Floating spots and the sensation of flashing lights are a common complaint. Frequently patients complain that the floater is like a bug that they feel they have to swat at.
Floaters and flashes usually occur because the jelly (vitreous) of the eye is degenerating from a solid to more liquid state as the patient ages. As we get older, the vitreous shrinks and separates
from the retina. As this separation occurs, floaters may appear. In about half of all people, the vitreous has separated from the retina by age 50, although many people are not aware that this process has occurred in their eye(s). At first, floaters can be
annoying, but your brain slowly learns to ignore them. After several months you may hardly notice them.
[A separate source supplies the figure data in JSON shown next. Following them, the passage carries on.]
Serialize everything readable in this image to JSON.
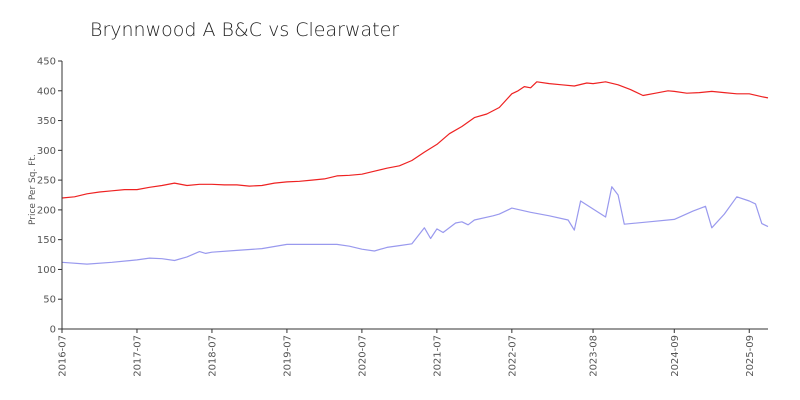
{
  "chart_data": {
    "type": "line",
    "title": "Brynnwood A B&C vs Clearwater",
    "ylabel": "Price Per Sq. Ft.",
    "xlabel": "",
    "ylim": [
      0,
      450
    ],
    "yticks": [
      0,
      50,
      100,
      150,
      200,
      250,
      300,
      350,
      400,
      450
    ],
    "xlim": [
      "2016-07",
      "2025-12"
    ],
    "xticks": [
      "2016-07",
      "2017-07",
      "2018-07",
      "2019-07",
      "2020-07",
      "2021-07",
      "2022-07",
      "2023-08",
      "2024-09",
      "2025-09"
    ],
    "grid": false,
    "series": [
      {
        "name": "",
        "color": "#ee2222",
        "points": [
          [
            "2016-07",
            220
          ],
          [
            "2016-09",
            222
          ],
          [
            "2016-11",
            227
          ],
          [
            "2017-01",
            230
          ],
          [
            "2017-03",
            232
          ],
          [
            "2017-05",
            234
          ],
          [
            "2017-07",
            234
          ],
          [
            "2017-09",
            238
          ],
          [
            "2017-11",
            241
          ],
          [
            "2018-01",
            245
          ],
          [
            "2018-03",
            241
          ],
          [
            "2018-05",
            243
          ],
          [
            "2018-07",
            243
          ],
          [
            "2018-09",
            242
          ],
          [
            "2018-11",
            242
          ],
          [
            "2019-01",
            240
          ],
          [
            "2019-03",
            241
          ],
          [
            "2019-05",
            245
          ],
          [
            "2019-07",
            247
          ],
          [
            "2019-09",
            248
          ],
          [
            "2019-11",
            250
          ],
          [
            "2020-01",
            252
          ],
          [
            "2020-03",
            257
          ],
          [
            "2020-05",
            258
          ],
          [
            "2020-07",
            260
          ],
          [
            "2020-09",
            265
          ],
          [
            "2020-11",
            270
          ],
          [
            "2021-01",
            274
          ],
          [
            "2021-03",
            283
          ],
          [
            "2021-05",
            297
          ],
          [
            "2021-07",
            310
          ],
          [
            "2021-09",
            328
          ],
          [
            "2021-11",
            340
          ],
          [
            "2022-01",
            355
          ],
          [
            "2022-03",
            361
          ],
          [
            "2022-05",
            372
          ],
          [
            "2022-07",
            395
          ],
          [
            "2022-08",
            400
          ],
          [
            "2022-09",
            407
          ],
          [
            "2022-10",
            405
          ],
          [
            "2022-11",
            415
          ],
          [
            "2023-01",
            412
          ],
          [
            "2023-03",
            410
          ],
          [
            "2023-05",
            408
          ],
          [
            "2023-07",
            413
          ],
          [
            "2023-08",
            412
          ],
          [
            "2023-10",
            415
          ],
          [
            "2023-12",
            410
          ],
          [
            "2024-02",
            402
          ],
          [
            "2024-04",
            392
          ],
          [
            "2024-06",
            396
          ],
          [
            "2024-08",
            400
          ],
          [
            "2024-09",
            399
          ],
          [
            "2024-11",
            396
          ],
          [
            "2025-01",
            397
          ],
          [
            "2025-03",
            399
          ],
          [
            "2025-05",
            397
          ],
          [
            "2025-07",
            395
          ],
          [
            "2025-09",
            395
          ],
          [
            "2025-11",
            390
          ],
          [
            "2025-12",
            388
          ]
        ]
      },
      {
        "name": "",
        "color": "#9999ee",
        "points": [
          [
            "2016-07",
            112
          ],
          [
            "2016-11",
            109
          ],
          [
            "2017-03",
            112
          ],
          [
            "2017-07",
            116
          ],
          [
            "2017-09",
            119
          ],
          [
            "2017-11",
            118
          ],
          [
            "2018-01",
            115
          ],
          [
            "2018-03",
            121
          ],
          [
            "2018-05",
            130
          ],
          [
            "2018-06",
            127
          ],
          [
            "2018-07",
            129
          ],
          [
            "2018-11",
            132
          ],
          [
            "2019-03",
            135
          ],
          [
            "2019-07",
            142
          ],
          [
            "2019-11",
            142
          ],
          [
            "2020-03",
            142
          ],
          [
            "2020-05",
            139
          ],
          [
            "2020-07",
            134
          ],
          [
            "2020-09",
            131
          ],
          [
            "2020-11",
            137
          ],
          [
            "2021-01",
            140
          ],
          [
            "2021-03",
            143
          ],
          [
            "2021-05",
            170
          ],
          [
            "2021-06",
            152
          ],
          [
            "2021-07",
            168
          ],
          [
            "2021-08",
            162
          ],
          [
            "2021-10",
            178
          ],
          [
            "2021-11",
            180
          ],
          [
            "2021-12",
            175
          ],
          [
            "2022-01",
            183
          ],
          [
            "2022-04",
            190
          ],
          [
            "2022-05",
            193
          ],
          [
            "2022-07",
            203
          ],
          [
            "2022-10",
            196
          ],
          [
            "2023-01",
            190
          ],
          [
            "2023-04",
            183
          ],
          [
            "2023-05",
            166
          ],
          [
            "2023-06",
            215
          ],
          [
            "2023-10",
            188
          ],
          [
            "2023-11",
            239
          ],
          [
            "2023-12",
            225
          ],
          [
            "2024-01",
            176
          ],
          [
            "2024-05",
            180
          ],
          [
            "2024-09",
            184
          ],
          [
            "2024-12",
            198
          ],
          [
            "2025-02",
            206
          ],
          [
            "2025-03",
            170
          ],
          [
            "2025-05",
            193
          ],
          [
            "2025-07",
            222
          ],
          [
            "2025-09",
            215
          ],
          [
            "2025-10",
            210
          ],
          [
            "2025-11",
            177
          ],
          [
            "2025-12",
            172
          ]
        ]
      }
    ]
  }
}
At the points where the jelly is attached to retina, tugging may occur, causing the sensation of flashes with head movement,especially in dark environments. Floaters are occasionally due to blood if the jelly is adherent to a retinal vessel, or in diabetics.
Flashes and floaters are more common in near sighted patients, following eye trauma, following eye surgery, and in patients with inflammation of the eyes.
Most patients with flashes and floaters will NOT lose vision or develop a retinal detachment. If you sense new floaters or flashing lights, cover each eye separately and ensure your vision has not been compromised.
If the flashes or floaters are worsening, or accompanied by loss of vision, or loss of peripheral vision this may represent an urgent problem (retinal tear or retinal detachment). Go to the emergency room or see your ophthalmologist as soon as possible for an eye exam. You will require eye drops to dilate the pupils, so do not drive yourself. The retina surgeons in Toronto are primarily located at Sunnybrook Hospital, St. Mikes Hospital and Toronto Western Hospital. (Dr. Edsel Ing is NOT a retina surgeon. Dr. Ken Eng at Sunnybrook is a retina surgeon, and patients often confuse the two of us.)
If the retina is torn, laser or freezing therapy (cryotherapy) may be performed. If the retina is detached, with fluid underneath the retina, a gas bubble or surgery is usually required.
Migraine can cause flashing lights, usually in a zigzag pattern.
If you experience CONTINOUS constant flashing lights that persist despite closing your eyes, and not moving your head, let Dr. Ing know.